Chitturi offered five suggestions that should factor into the decision:
- A large organization with legacy operations and development practices in place might want to consider a platform as a service, such as Red Hat OpenShift or Pivotal Cloud Foundry. "This choice provides a complete solution and allows companies to use a modern platform without having to piece together several solutions," Chitturi said. This path, he added, may not be feasible for smaller organizations.
- For organizations looking to continue the use of their native development tools, and further extend them into production, Docker's packaged enterprise offering is worth exploring.
- On the other end of the spectrum, Kubernetes is probably the best choice for an organization with skilled DevOps teams. "Kubernetes orchestration is cutting edge, and many of the new services and products coming out in the industry are based on this technology," Chitturi said, though he cautioned that it is more complex than other options.
- Organizations looking to simply run containers without transitioning to an end-to-end platform should consider an open source offering or framework. Rancher, for example, has flexible components and provides a holistic view of single or multiple environments, Chitturi said. Rancher acts as an abstraction layer or platform for operating Docker in production, whether on premises or in the cloud. And it takes advantage of Kubernetes for the orchestration layer. "Rancher will require additional management to integrate into other components and is best for small to medium-sized companies," he said.
- Organizations that have fully transitioned to public cloud should consider adopting a container service from one of the dominant public cloud providers, Chitturi said.
Making it work
Regardless of your organizational maturity or the specific technology you adopt, you will need to have a team that knows how to not only build containers but also how to manage them. That may mean developing container talent in your infrastructure and operations teams. "You either need to train some people, hire some people or bring in a partner to help you," said Dave Bartoletti, lead public cloud platforms analyst at Forrester Research.

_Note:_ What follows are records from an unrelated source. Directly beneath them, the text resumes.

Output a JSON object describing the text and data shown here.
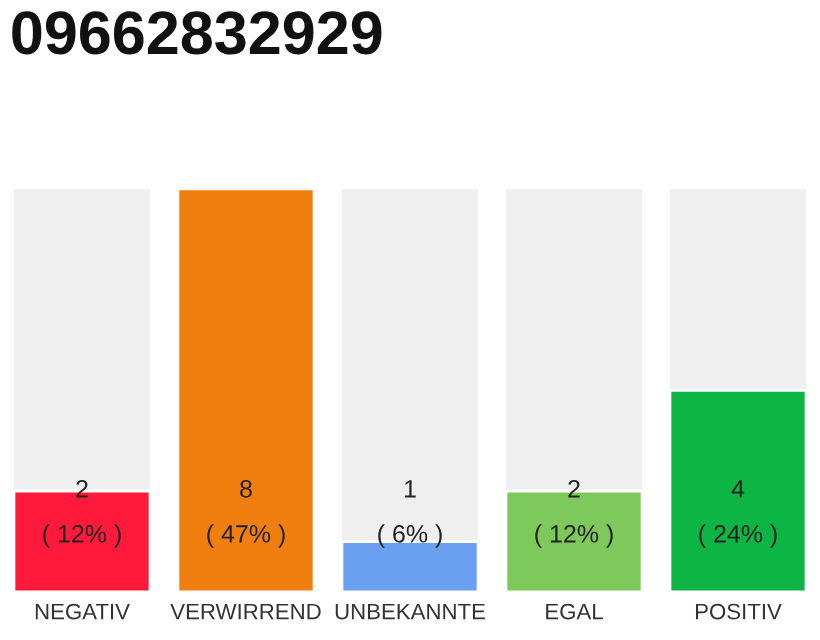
{
  "chart_data": {
    "type": "bar",
    "title": "09662832929",
    "categories": [
      "NEGATIV",
      "VERWIRREND",
      "UNBEKANNTE",
      "EGAL",
      "POSITIV"
    ],
    "values": [
      2,
      8,
      1,
      2,
      4
    ],
    "colors": [
      "#ff1a3c",
      "#f07f0f",
      "#6aa0ef",
      "#7ec95c",
      "#0db544"
    ],
    "value_labels": [
      "2\n( 12% )",
      "8\n( 47% )",
      "1\n( 6% )",
      "2\n( 12% )",
      "4\n( 24% )"
    ],
    "grid": false,
    "legend": false
  }
}
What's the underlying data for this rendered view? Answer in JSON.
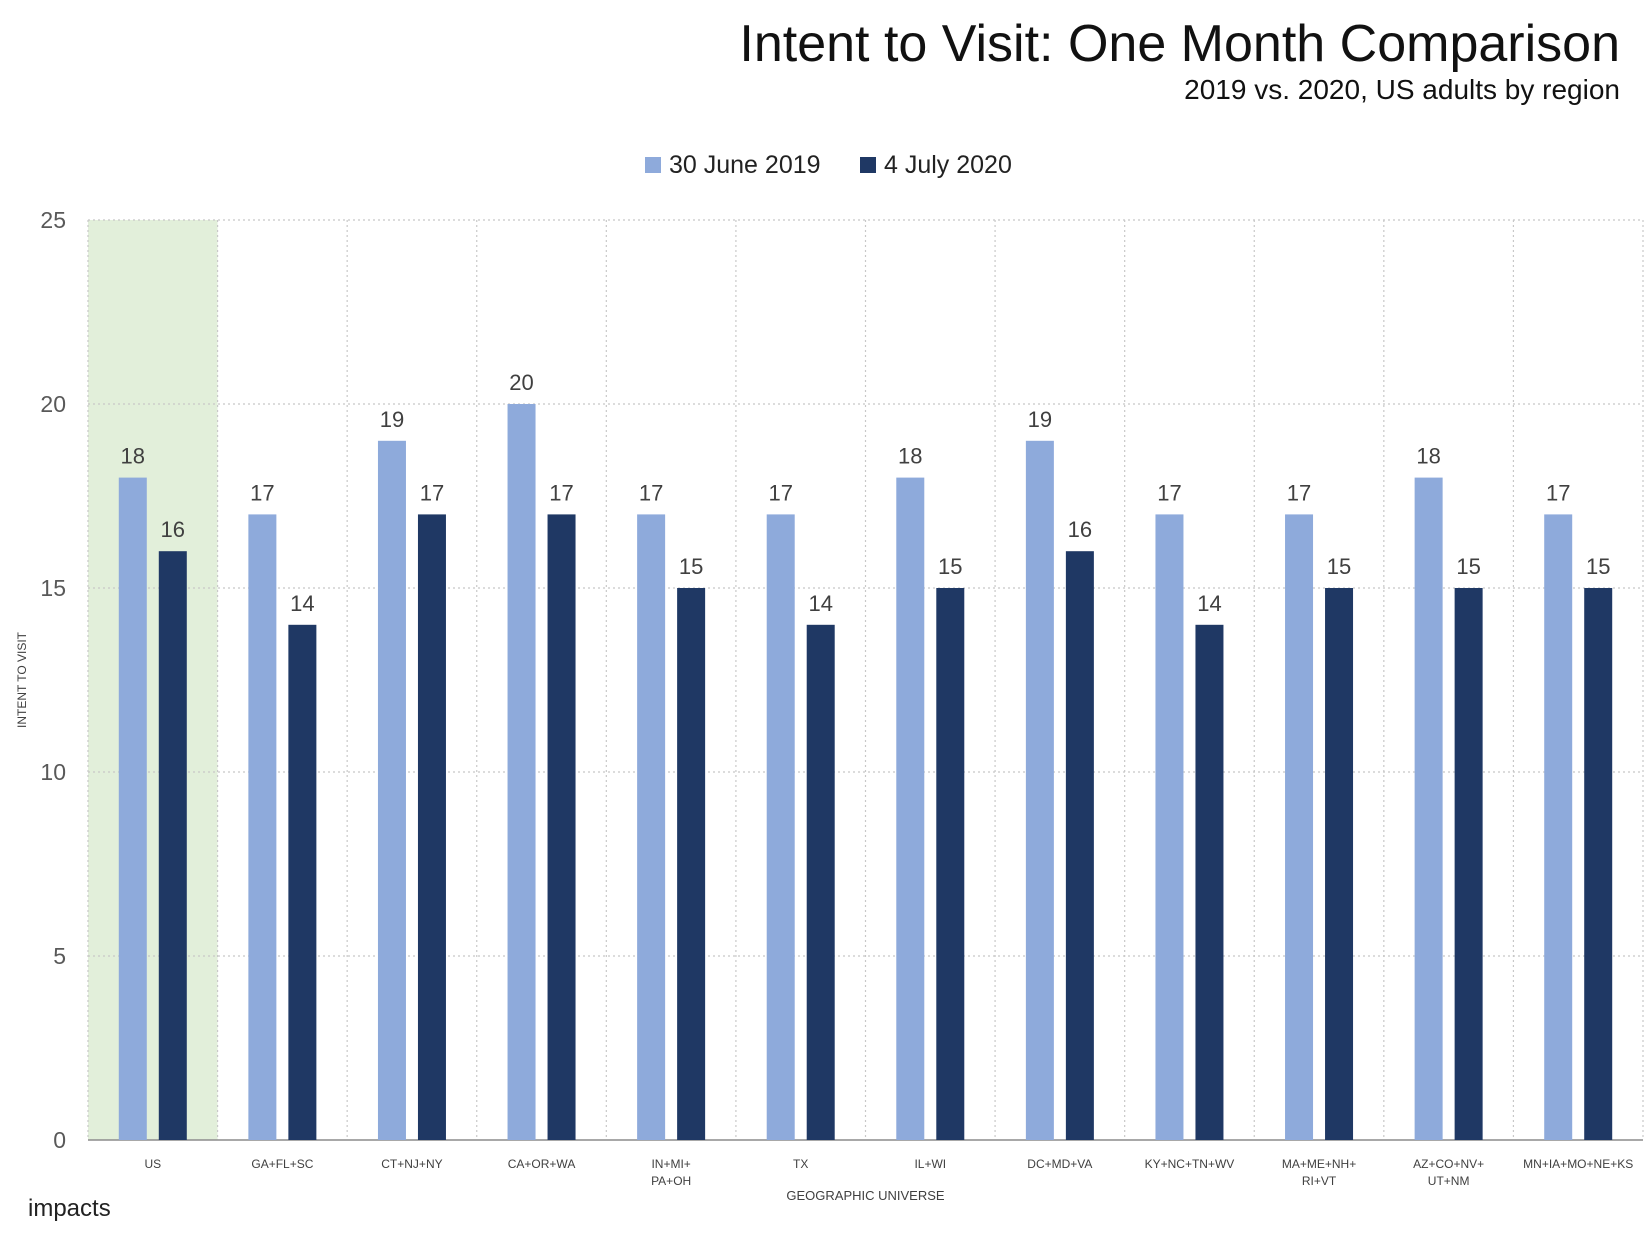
{
  "chart_data": {
    "type": "bar",
    "title": "Intent to Visit: One Month Comparison",
    "subtitle": "2019 vs. 2020, US adults by region",
    "xlabel": "GEOGRAPHIC UNIVERSE",
    "ylabel": "INTENT TO VISIT",
    "ylim": [
      0,
      25
    ],
    "yticks": [
      "0",
      "5",
      "10",
      "15",
      "20",
      "25"
    ],
    "grid": true,
    "legend_position": "top-center",
    "categories": [
      [
        "US"
      ],
      [
        "GA+FL+SC"
      ],
      [
        "CT+NJ+NY"
      ],
      [
        "CA+OR+WA"
      ],
      [
        "IN+MI+",
        "PA+OH"
      ],
      [
        "TX"
      ],
      [
        "IL+WI"
      ],
      [
        "DC+MD+VA"
      ],
      [
        "KY+NC+TN+WV"
      ],
      [
        "MA+ME+NH+",
        "RI+VT"
      ],
      [
        "AZ+CO+NV+",
        "UT+NM"
      ],
      [
        "MN+IA+MO+NE+KS"
      ]
    ],
    "highlight_category": "US",
    "highlight_color": "#e2efda",
    "series": [
      {
        "name": "30 June 2019",
        "color": "#8eaadb",
        "values": [
          18,
          17,
          19,
          20,
          17,
          17,
          18,
          19,
          17,
          17,
          18,
          17
        ]
      },
      {
        "name": "4 July 2020",
        "color": "#1f3864",
        "values": [
          16,
          14,
          17,
          17,
          15,
          14,
          15,
          16,
          14,
          15,
          15,
          15
        ]
      }
    ]
  },
  "branding": {
    "logo_text": "impacts"
  }
}
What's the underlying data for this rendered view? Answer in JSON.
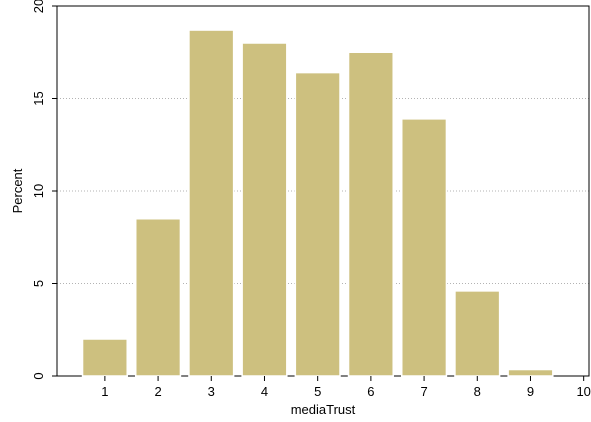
{
  "chart_data": {
    "type": "bar",
    "title": "",
    "xlabel": "mediaTrust",
    "ylabel": "Percent",
    "x": [
      1,
      2,
      3,
      4,
      5,
      6,
      7,
      8,
      9
    ],
    "values": [
      2.0,
      8.5,
      18.7,
      18.0,
      16.4,
      17.5,
      13.9,
      4.6,
      0.35
    ],
    "xticks": [
      1,
      2,
      3,
      4,
      5,
      6,
      7,
      8,
      9,
      10
    ],
    "xlim": [
      0.1,
      10.1
    ],
    "yticks": [
      0,
      5,
      10,
      15,
      20
    ],
    "ylim": [
      0,
      20
    ],
    "grid": true,
    "legend": "none",
    "colors": {
      "bar_fill": "#cdc07f",
      "bar_stroke": "#ffffff",
      "grid": "#9a9a9a",
      "axis": "#000000",
      "background": "#ffffff"
    }
  }
}
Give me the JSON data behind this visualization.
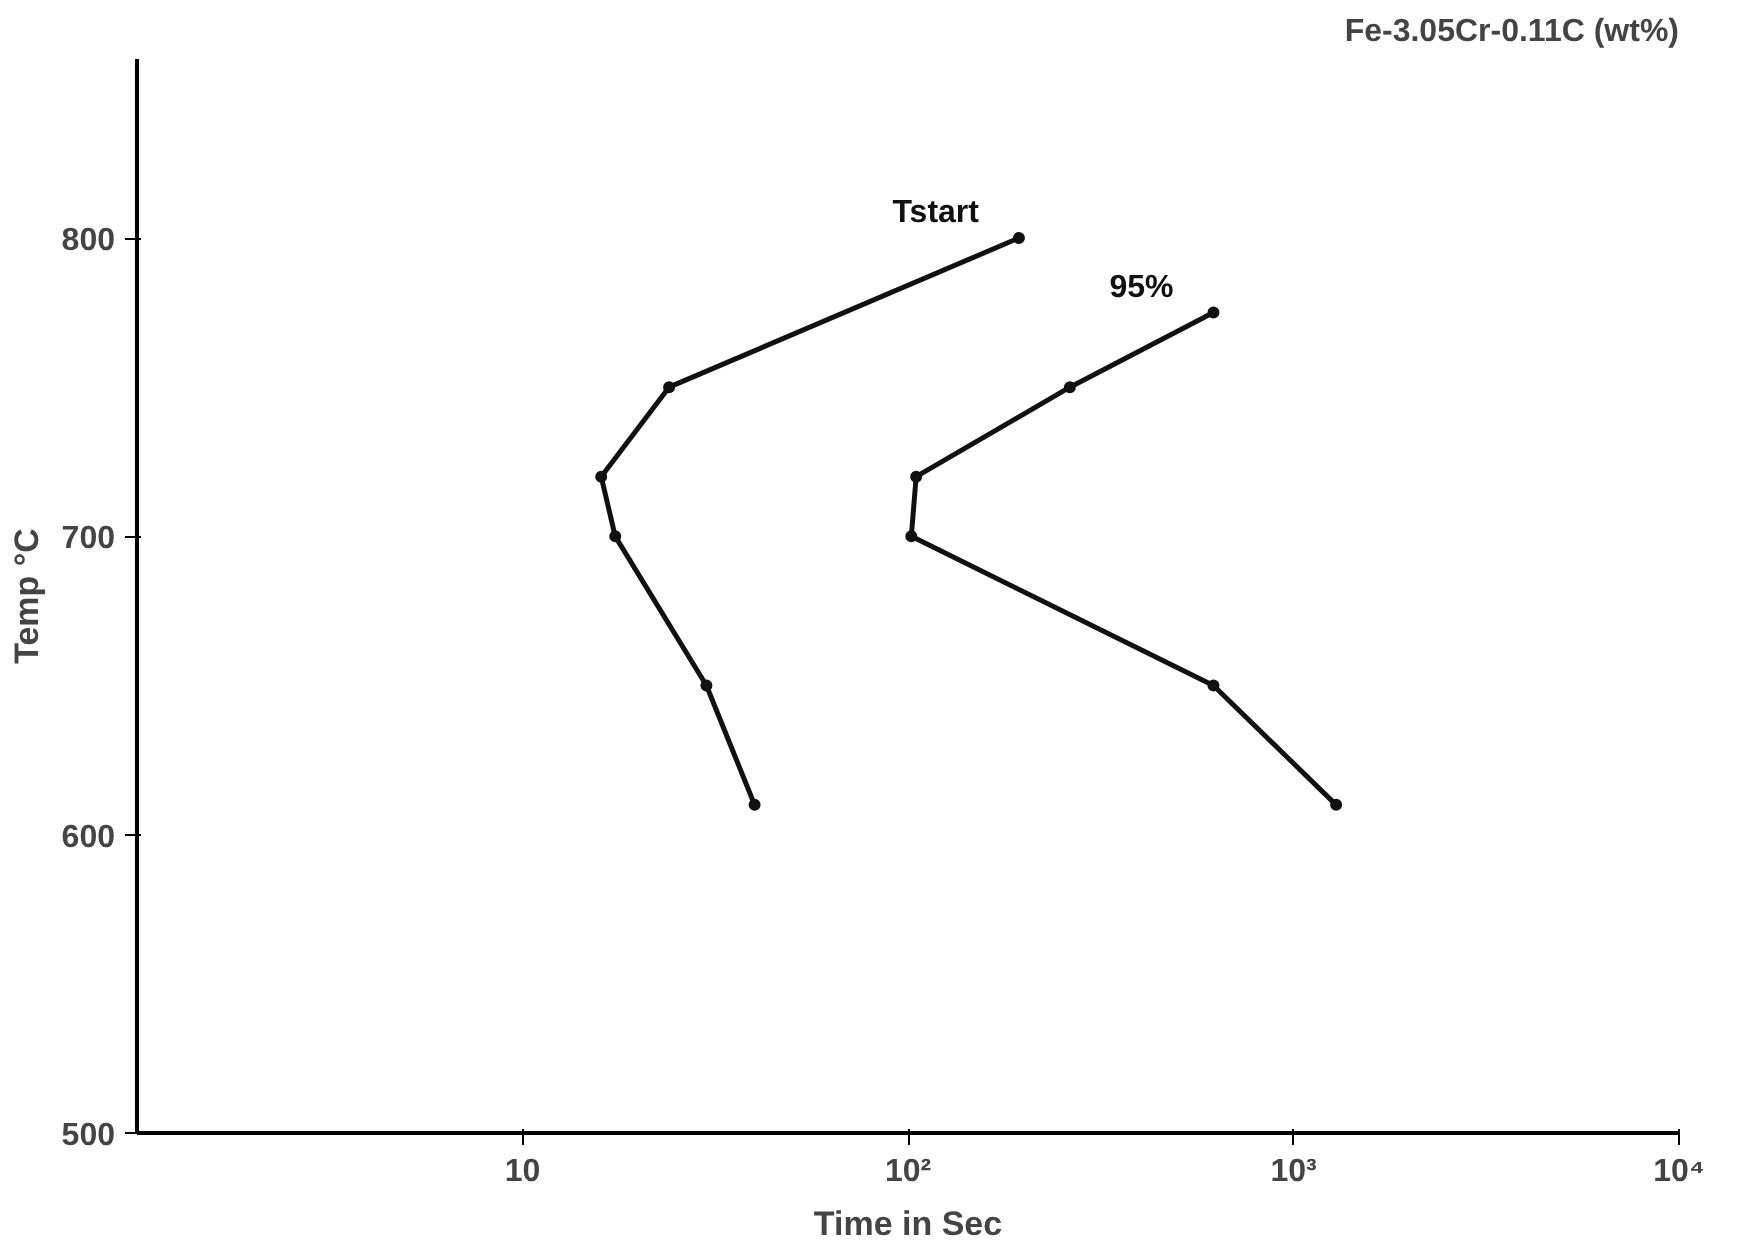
{
  "chart_data": {
    "type": "line",
    "title": "Fe-3.05Cr-0.11C (wt%)",
    "xlabel": "Time in Sec",
    "ylabel": "Temp °C",
    "log": "x",
    "grid": false,
    "marker": "circle",
    "line_style": "solid",
    "xlim": [
      1,
      10000
    ],
    "ylim": [
      500,
      860
    ],
    "xticks": [
      10,
      {
        "value": 100,
        "label": "10²"
      },
      {
        "value": 1000,
        "label": "10³"
      },
      {
        "value": 10000,
        "label": "10⁴"
      }
    ],
    "yticks": [
      500,
      600,
      700,
      800
    ],
    "series": [
      {
        "name": "Tstart",
        "color": "#111111",
        "x": [
          194,
          24,
          16,
          17.4,
          30,
          40
        ],
        "values": [
          800,
          750,
          720,
          700,
          650,
          610
        ]
      },
      {
        "name": "95%",
        "color": "#111111",
        "x": [
          620,
          263,
          105,
          102,
          620,
          1290
        ],
        "values": [
          775,
          750,
          720,
          700,
          650,
          610
        ]
      }
    ]
  }
}
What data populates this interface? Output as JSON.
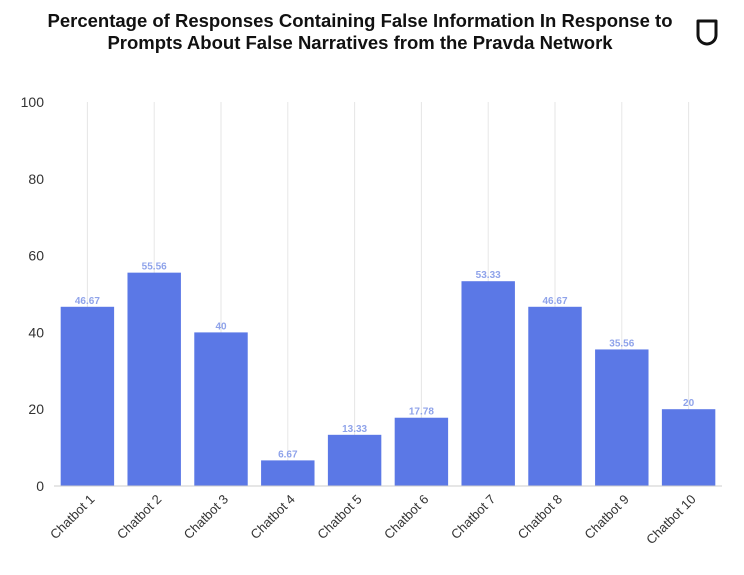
{
  "logo": {
    "icon": "shield-icon"
  },
  "chart_data": {
    "type": "bar",
    "title": "Percentage of Responses Containing False Information In Response to Prompts About False Narratives from the Pravda Network",
    "categories": [
      "Chatbot 1",
      "Chatbot 2",
      "Chatbot 3",
      "Chatbot 4",
      "Chatbot 5",
      "Chatbot 6",
      "Chatbot 7",
      "Chatbot 8",
      "Chatbot 9",
      "Chatbot 10"
    ],
    "values": [
      46.67,
      55.56,
      40,
      6.67,
      13.33,
      17.78,
      53.33,
      46.67,
      35.56,
      20
    ],
    "value_labels": [
      "46.67",
      "55.56",
      "40",
      "6.67",
      "13.33",
      "17.78",
      "53.33",
      "46.67",
      "35.56",
      "20"
    ],
    "ylim": [
      0,
      100
    ],
    "yticks": [
      "0",
      "20",
      "40",
      "60",
      "80",
      "100"
    ],
    "xlabel": "",
    "ylabel": "",
    "grid": "vertical",
    "bar_color": "#5b78e6",
    "label_color": "#8fa3ea"
  }
}
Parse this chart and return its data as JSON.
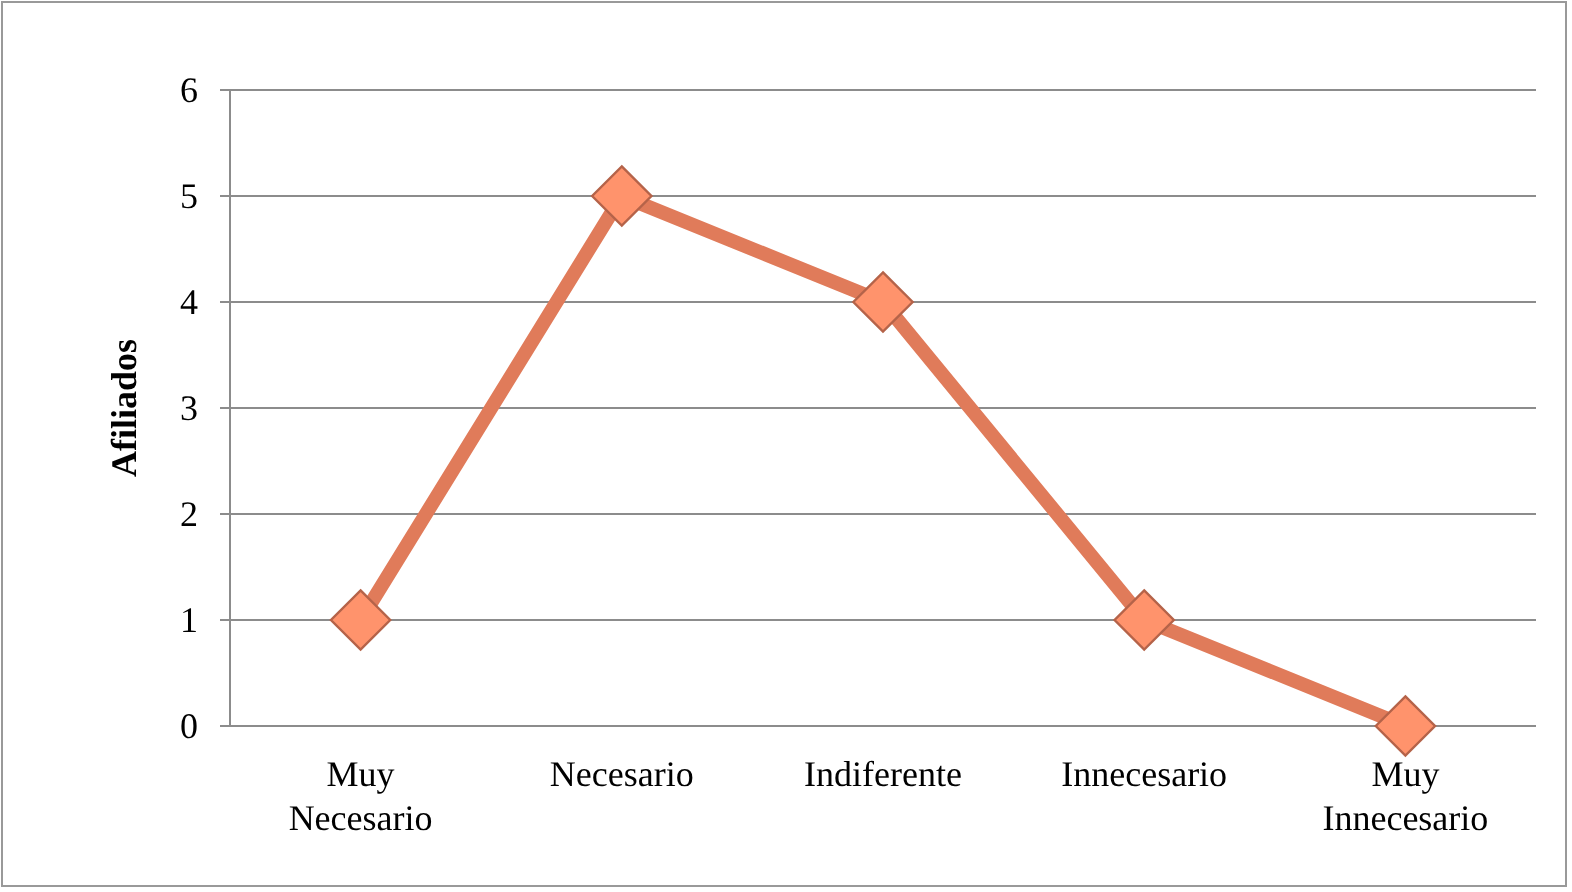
{
  "chart_data": {
    "type": "line",
    "ylabel": "Afiliados",
    "categories": [
      "Muy Necesario",
      "Necesario",
      "Indiferente",
      "Innecesario",
      "Muy Innecesario"
    ],
    "series": [
      {
        "color": "#e07b5a",
        "values": [
          1,
          5,
          4,
          1,
          0
        ]
      }
    ],
    "ylim": [
      0,
      6
    ],
    "yticks": [
      0,
      1,
      2,
      3,
      4,
      5,
      6
    ],
    "grid": "y",
    "marker": "diamond"
  }
}
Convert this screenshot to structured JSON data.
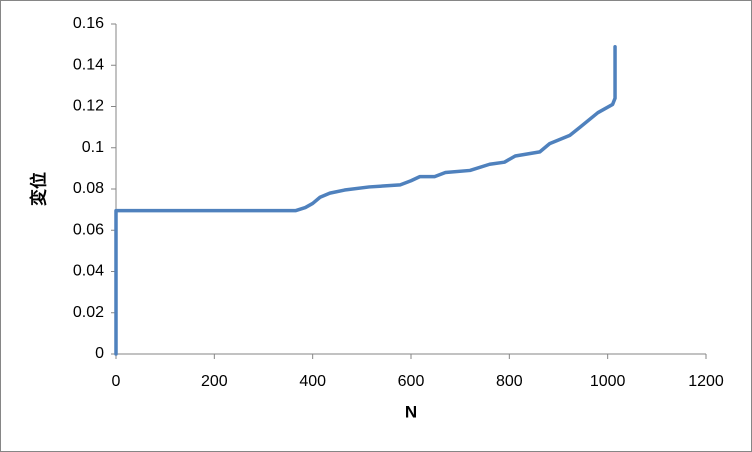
{
  "chart_data": {
    "type": "line",
    "xlabel": "N",
    "ylabel": "変位",
    "x": [
      0,
      0,
      365,
      385,
      400,
      415,
      435,
      465,
      515,
      578,
      600,
      618,
      648,
      670,
      720,
      760,
      790,
      812,
      862,
      882,
      923,
      944,
      980,
      1010,
      1015,
      1015
    ],
    "values": [
      0,
      0.0695,
      0.0695,
      0.071,
      0.073,
      0.076,
      0.078,
      0.0795,
      0.081,
      0.082,
      0.084,
      0.086,
      0.086,
      0.088,
      0.089,
      0.092,
      0.093,
      0.096,
      0.098,
      0.102,
      0.106,
      0.11,
      0.117,
      0.121,
      0.124,
      0.149
    ],
    "color": "#4f81bd",
    "xlim": [
      0,
      1200
    ],
    "xticks": [
      0,
      200,
      400,
      600,
      800,
      1000,
      1200
    ],
    "ylim": [
      0,
      0.16
    ],
    "yticks": [
      0,
      0.02,
      0.04,
      0.06,
      0.08,
      0.1,
      0.12,
      0.14,
      0.16
    ],
    "grid": false
  }
}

Ultimately, having a consistent management experience across all the potential container deployment platforms will be essential for management, said Edwin Yuen, an analyst at Enterprise Strategy Group.
"Businesses should consider how other additional features and services integrate with their management tools, including the emerging areas of container-specific security and backup/recovery solutions," Yuen said. "The ecosystem for container management is building, and how those tools work together will be key to determining how easy or difficult management will be as containers continue to become more mainstream."
But perhaps it is even simpler. "In the end, the two biggest things to consider are price and support," said Mike LaFleur, global head of solution architecture at Provenir, a software vendor in risk management. "In terms of price, an organization has to measure the return on investment that the container management system will provide, meaning how big must the efficiency and scalability gains be in order to cost-justify the expense," LaFleur said.